Thomas Heatherwick’s redesign aimed at experiential shopping features a vibrant “energy green” exterior and a dramatic ribboned staircase.

Longchamp’s brick-and-mortar presence is once again its most exciting showcase. For years, the 1950 two-story storefront at Spring and Greene blended quietly into the streetscape, but now a towering 42-foot wall adjoining its facade blazes in the brand’s signature “energy green”. The French leather goods house, still family-run since its founding in 1948, enlisted British designer Thomas Heatherwick to orchestrate this makeover nearly twenty years after he first reimagined the space in 2006.
Inside, polished ribbons of 110,000-pound steel ripple across the ceiling in sculptural waves, doubling as displays for Longchamp’s famed handbags. Below, a custom circular carpet with a flowing motif mirrors those undulations. At the heart of it all is the store’s signature ribbon staircase (first installed in 2006 with an oak finish), now revived in electrifying neon green and drawing the eye up to the second-floor loft. It’s the centerpiece for a retail theatre that turns a store visit into an experience.

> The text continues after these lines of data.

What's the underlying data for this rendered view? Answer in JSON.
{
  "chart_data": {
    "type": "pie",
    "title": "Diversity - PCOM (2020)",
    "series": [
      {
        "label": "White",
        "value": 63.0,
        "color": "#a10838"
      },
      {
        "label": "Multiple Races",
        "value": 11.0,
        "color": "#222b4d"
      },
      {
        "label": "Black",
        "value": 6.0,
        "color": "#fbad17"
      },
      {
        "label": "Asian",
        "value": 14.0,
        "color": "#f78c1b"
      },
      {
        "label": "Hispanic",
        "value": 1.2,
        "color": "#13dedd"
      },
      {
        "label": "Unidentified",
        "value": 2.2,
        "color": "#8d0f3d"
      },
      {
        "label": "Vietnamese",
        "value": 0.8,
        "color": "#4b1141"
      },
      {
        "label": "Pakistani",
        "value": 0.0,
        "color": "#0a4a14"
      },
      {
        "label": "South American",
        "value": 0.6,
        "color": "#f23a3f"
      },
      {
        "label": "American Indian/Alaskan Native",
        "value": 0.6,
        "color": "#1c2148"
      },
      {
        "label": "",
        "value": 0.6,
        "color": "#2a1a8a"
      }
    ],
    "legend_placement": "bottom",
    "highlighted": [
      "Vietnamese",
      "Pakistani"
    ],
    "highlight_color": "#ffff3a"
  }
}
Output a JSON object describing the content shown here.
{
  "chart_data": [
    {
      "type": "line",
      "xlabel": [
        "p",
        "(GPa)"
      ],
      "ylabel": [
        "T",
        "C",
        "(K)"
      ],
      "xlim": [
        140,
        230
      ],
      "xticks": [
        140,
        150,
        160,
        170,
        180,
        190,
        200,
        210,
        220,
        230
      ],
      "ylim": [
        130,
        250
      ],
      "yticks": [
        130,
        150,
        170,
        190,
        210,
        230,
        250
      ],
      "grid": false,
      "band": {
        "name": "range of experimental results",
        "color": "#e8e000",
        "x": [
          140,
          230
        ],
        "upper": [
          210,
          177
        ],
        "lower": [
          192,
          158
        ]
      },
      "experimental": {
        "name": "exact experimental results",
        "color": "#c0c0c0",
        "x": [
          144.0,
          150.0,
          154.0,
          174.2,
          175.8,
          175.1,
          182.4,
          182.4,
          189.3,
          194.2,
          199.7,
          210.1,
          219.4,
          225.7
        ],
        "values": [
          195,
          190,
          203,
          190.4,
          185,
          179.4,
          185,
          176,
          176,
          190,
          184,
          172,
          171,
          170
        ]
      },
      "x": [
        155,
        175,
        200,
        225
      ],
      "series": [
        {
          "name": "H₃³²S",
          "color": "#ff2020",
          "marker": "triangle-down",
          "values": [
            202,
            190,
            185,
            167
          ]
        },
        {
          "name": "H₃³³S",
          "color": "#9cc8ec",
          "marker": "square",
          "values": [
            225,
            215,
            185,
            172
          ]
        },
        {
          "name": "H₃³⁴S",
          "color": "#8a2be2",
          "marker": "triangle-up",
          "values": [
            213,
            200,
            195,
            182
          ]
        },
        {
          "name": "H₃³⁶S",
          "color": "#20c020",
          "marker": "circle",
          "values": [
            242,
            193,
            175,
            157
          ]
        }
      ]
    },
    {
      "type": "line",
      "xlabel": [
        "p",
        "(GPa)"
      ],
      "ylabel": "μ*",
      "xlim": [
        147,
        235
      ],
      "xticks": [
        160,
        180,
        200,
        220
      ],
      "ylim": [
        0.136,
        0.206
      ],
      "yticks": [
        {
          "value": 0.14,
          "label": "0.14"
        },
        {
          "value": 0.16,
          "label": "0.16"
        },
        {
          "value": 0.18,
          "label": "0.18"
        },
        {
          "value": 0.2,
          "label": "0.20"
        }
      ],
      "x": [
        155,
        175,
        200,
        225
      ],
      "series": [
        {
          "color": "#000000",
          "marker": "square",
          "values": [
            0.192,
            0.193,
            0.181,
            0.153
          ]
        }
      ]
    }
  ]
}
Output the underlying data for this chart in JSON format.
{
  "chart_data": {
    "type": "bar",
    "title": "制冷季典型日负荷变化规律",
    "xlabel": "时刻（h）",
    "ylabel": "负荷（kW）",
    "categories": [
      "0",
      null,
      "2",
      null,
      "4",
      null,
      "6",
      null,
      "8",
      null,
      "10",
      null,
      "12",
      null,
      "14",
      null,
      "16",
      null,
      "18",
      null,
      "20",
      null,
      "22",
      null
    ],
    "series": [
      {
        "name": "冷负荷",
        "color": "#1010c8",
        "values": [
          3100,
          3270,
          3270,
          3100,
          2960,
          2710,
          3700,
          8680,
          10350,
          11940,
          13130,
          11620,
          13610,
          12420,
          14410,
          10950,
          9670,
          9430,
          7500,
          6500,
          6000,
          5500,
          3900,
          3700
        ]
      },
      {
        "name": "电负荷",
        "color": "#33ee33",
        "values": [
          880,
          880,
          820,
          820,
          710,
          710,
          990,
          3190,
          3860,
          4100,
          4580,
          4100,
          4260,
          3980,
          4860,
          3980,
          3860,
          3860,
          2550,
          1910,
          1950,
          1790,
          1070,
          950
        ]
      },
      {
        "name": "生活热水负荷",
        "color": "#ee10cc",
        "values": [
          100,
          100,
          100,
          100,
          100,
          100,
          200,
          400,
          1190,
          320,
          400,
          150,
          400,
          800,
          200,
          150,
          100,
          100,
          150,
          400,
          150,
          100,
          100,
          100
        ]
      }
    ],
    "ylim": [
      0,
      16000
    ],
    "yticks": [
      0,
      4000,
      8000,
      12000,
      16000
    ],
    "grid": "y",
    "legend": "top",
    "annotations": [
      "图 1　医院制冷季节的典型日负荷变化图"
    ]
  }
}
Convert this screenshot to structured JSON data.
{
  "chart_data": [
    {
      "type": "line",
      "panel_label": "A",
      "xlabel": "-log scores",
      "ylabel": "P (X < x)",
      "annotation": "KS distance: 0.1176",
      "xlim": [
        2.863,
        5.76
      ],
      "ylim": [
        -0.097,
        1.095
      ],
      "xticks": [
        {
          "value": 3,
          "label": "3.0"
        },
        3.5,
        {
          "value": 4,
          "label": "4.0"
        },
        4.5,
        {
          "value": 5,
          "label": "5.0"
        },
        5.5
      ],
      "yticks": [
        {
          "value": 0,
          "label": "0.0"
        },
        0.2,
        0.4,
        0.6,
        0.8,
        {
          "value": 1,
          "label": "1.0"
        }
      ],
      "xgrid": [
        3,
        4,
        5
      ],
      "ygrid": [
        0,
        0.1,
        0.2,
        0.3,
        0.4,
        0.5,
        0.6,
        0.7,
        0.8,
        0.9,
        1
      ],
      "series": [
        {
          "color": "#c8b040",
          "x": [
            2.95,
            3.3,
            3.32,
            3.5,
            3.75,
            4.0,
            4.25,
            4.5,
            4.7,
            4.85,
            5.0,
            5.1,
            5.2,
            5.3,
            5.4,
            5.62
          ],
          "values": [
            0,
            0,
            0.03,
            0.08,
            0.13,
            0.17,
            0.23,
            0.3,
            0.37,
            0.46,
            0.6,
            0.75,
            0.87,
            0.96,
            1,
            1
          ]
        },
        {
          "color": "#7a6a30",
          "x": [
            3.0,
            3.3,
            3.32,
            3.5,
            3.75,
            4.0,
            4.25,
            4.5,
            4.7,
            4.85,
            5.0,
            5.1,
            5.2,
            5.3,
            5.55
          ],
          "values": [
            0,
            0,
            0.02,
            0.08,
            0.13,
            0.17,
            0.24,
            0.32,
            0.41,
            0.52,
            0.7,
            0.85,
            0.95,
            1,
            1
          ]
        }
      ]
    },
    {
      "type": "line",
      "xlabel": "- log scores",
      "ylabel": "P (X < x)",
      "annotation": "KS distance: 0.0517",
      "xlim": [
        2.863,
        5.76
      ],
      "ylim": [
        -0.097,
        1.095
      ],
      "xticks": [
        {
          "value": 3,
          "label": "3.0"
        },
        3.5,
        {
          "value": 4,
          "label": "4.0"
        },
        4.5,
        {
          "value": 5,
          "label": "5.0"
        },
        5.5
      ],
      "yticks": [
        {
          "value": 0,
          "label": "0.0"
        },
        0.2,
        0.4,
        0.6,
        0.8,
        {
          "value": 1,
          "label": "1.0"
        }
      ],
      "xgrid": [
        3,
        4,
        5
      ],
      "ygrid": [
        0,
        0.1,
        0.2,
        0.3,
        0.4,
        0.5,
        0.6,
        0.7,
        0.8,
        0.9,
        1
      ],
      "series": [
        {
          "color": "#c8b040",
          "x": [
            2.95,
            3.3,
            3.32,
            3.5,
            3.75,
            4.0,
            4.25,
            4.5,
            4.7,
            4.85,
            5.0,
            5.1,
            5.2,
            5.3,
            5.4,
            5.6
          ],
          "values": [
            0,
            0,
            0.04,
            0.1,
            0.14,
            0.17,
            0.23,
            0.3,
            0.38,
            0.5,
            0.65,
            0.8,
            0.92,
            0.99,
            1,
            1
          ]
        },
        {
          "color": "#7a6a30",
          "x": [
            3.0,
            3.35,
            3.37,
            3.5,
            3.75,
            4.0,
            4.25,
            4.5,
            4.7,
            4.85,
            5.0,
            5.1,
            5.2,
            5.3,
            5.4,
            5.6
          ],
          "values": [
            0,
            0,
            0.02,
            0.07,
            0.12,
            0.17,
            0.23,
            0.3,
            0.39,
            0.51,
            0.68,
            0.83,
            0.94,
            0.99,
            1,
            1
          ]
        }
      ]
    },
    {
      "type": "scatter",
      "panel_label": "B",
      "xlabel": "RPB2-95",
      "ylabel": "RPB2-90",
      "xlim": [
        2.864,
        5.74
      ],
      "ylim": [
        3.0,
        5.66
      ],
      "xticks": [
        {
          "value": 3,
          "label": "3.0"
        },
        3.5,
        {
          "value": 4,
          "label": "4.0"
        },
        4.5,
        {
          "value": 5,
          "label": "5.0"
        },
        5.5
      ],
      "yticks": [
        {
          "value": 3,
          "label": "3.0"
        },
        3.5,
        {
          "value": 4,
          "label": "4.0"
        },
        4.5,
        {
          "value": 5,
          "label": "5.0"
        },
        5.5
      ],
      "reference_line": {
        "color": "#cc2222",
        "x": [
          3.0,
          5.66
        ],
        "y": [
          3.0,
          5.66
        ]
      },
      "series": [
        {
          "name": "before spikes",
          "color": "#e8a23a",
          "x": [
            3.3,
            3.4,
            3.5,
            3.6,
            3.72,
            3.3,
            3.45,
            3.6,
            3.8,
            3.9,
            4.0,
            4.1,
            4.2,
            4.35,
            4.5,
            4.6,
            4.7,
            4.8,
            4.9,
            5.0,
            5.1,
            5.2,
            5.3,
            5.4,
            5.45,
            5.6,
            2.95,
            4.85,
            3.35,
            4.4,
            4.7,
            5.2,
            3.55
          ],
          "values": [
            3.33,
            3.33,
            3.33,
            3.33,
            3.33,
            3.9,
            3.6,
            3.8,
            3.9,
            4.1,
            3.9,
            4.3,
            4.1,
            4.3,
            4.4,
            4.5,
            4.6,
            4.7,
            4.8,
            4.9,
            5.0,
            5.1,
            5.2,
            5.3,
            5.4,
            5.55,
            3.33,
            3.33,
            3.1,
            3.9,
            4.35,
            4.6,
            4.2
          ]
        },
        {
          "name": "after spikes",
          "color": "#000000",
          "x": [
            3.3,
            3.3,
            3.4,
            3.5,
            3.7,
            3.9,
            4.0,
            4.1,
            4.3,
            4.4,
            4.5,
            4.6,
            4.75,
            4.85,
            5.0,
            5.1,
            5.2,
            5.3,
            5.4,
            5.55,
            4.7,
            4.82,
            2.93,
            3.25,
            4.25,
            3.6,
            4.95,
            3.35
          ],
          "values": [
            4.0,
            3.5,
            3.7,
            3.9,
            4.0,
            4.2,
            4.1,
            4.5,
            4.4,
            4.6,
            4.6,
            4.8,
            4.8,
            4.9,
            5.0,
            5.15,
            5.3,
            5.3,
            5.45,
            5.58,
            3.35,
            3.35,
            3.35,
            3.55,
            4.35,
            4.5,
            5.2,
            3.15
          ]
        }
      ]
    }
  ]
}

This ambitious redo is a homecoming of sorts – Heatherwick and Longchamp first collaborated on this Soho boutique back in 2006. That initial design was so striking, the brand dubbed the store “La Maison Unique” (the one-of-a-kind house). Nearly two decades later, the same partnership returned to build on that legacy – and they chose evolution over reinvention. “Instead of wiping the slate clean, we carefully considered what to carry forward, what to reuse, and how the new elements could stand the test of time,” Heatherwick partner Neil Hubbard tells Elle Decor, reflecting on the design process.


For all the high-concept drama, the boutique cultivates a surprisingly homey atmosphere. Merchandise displays are pared back in favor of art and seating vignettes that invite visitors to linger like in a chic apartment. Mid-century furnishings (from sculptural lamps to a curvaceous 1970s “Croissant” sofa by Raphaël Raffel) punctuate the space, adding an eclectic, collected charm. The structural columns, too, get a playful twist. Each is wrapped in a cascade of neon-green carpet that spills down like dripped paint, a whimsical flourish perfected only after countless prototypes to bend rugs around the pillars. True to Longchamp’s heritage and wit, an English oak sculpture by David Nash now brings a note of organic calm, while a neon rendition of the house’s jockey logo and a graffiti mural by the artist André add pops of irreverent edge. “Think of a real Parisian apartment—rarely are two pieces of furniture identical,” Hubbard tells Elle Decor. “It’s collected, eclectic, and tells a story. That was our inspiration”.